She turned and was about to leave the room, but Feodor held her back. No reserve, no concealment were any longer possible to him. He only felt that he was infinitely wretched, and that he had lost the hope of his life. "Elise," he said, in that soft, sad tone, which had formerly charmed her heart, "I came to you to save me; you have thrust me back into an abyss. Like a drowning man I stretched out my hand to you, that in your arms I might live a new life. But Fate is just. It hunts me back pitilessly from this refuge, and I must and will sink. Well, then, though the waves of life close over me, my last utterance will be your name."
Elise found herself capable of the cruel courage of listening to his pathetic words with a smile: "You will yet have time to think over your death," said she, with proud composure; and, turning to her father, she continued, "My business with this gentleman is finished. Now, father, begin yours." She gave her hand to Bertram, and, without honoring the prince with another look, she left the room with her betrothed.
"And now," said Gotzkowsky coldly, "now, sir, let us proceed to our affairs. Will you have the kindness to follow me to my counting-room? You have come to Berlin to rob me of my daughter and my property! You have been unsuccessful in the one; try now the other."
"That I will, that I shall!" cried the prince, gnashing his teeth, and anger flashing from his eyes. "Elise has been pitiless, I will be so too."
"And I would hurl your pity from me as an insult," said Gotzkowsky, "if you offered it."
"We are then enemies, for life and death—"

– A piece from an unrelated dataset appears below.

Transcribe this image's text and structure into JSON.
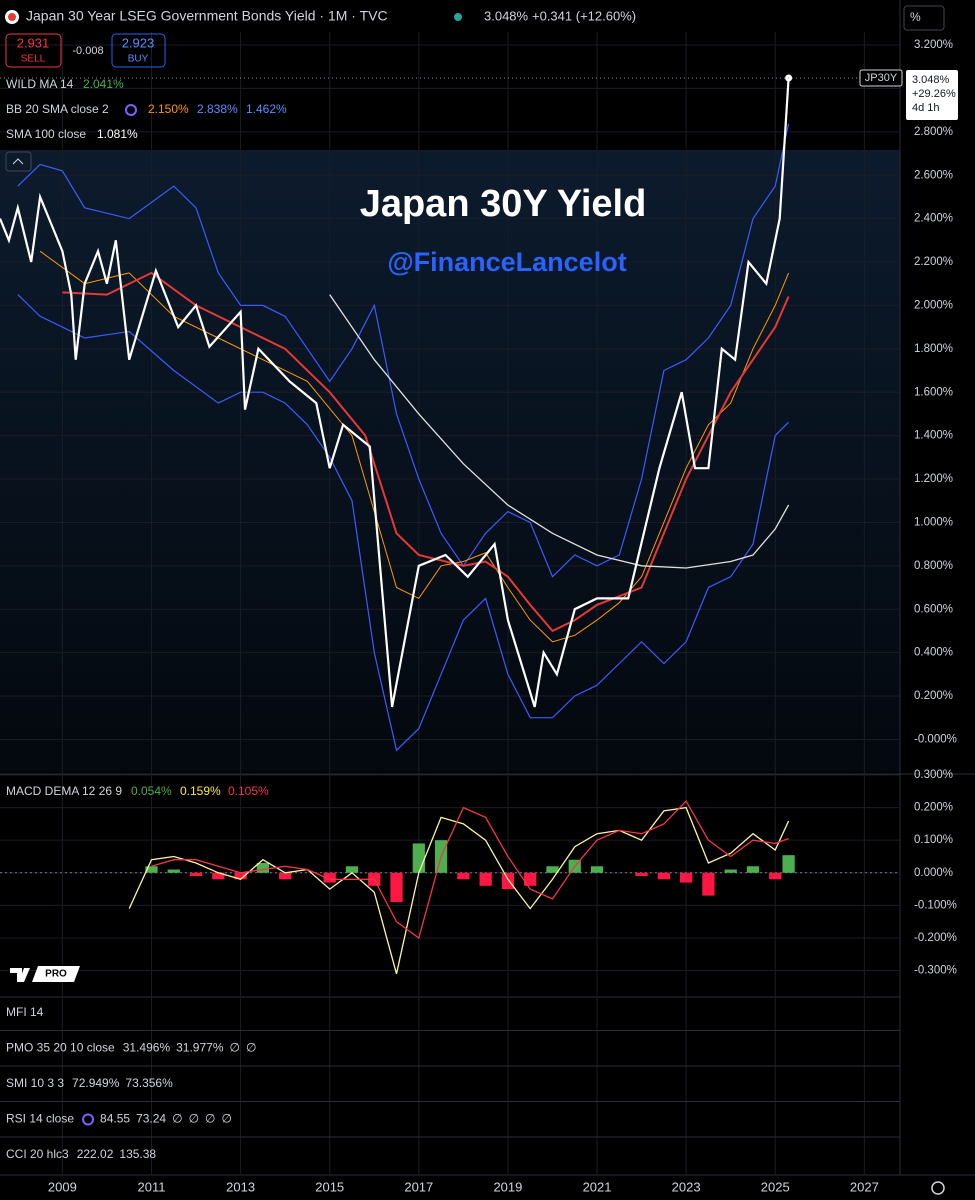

"Oh, no! We are two tradesmen who bargain and haggle with each other about the profits. There is nothing more between us." He opened the door and called in his secretary and his cashier. "This gentleman," said Gotzkowsky, with cutting coldness, "is the agent of Russia, sent here to negotiate with me, and in case I cannot pay, to adopt the most severe measures toward me. You, gentlemen, will transact this business with him. You have the necessary instructions." He then turned to the prince, who stood breathless and trembling from inward excitement, burning with anger and pain, and leaning against the wall to keep himself from falling. "Prince," said he, "you will be paid. Take these thirty thousand dollars; they are the fortune of my son-in-law. He has given it cheerfully to release us from you. Here, further, are my daughter's diamonds. Take them to your empress as a fit memorial of your German deeds, and my pictures will cover the balance of my indebtedness to you."[1]
"It is too much, it is too much!" cried Prince Feodor; and as if hunted by the furies, he rushed out, his fists clinched, ready to crush any one who should try to stop him.
[Footnote 1: Gotzkowsky paid his debt to Russia with thirty thousand dollars cash; a set of diamonds; and pictures which were taken by Russia at a valuation of eighty thousand dollars, and formed the first basis of the imperial gallery at St. Petersburg. Among these were some of the finest paintings of Titian, some of the best pieces of Rubens, and one of Rembrandt's most highly executed works—the portrait of his old mother.]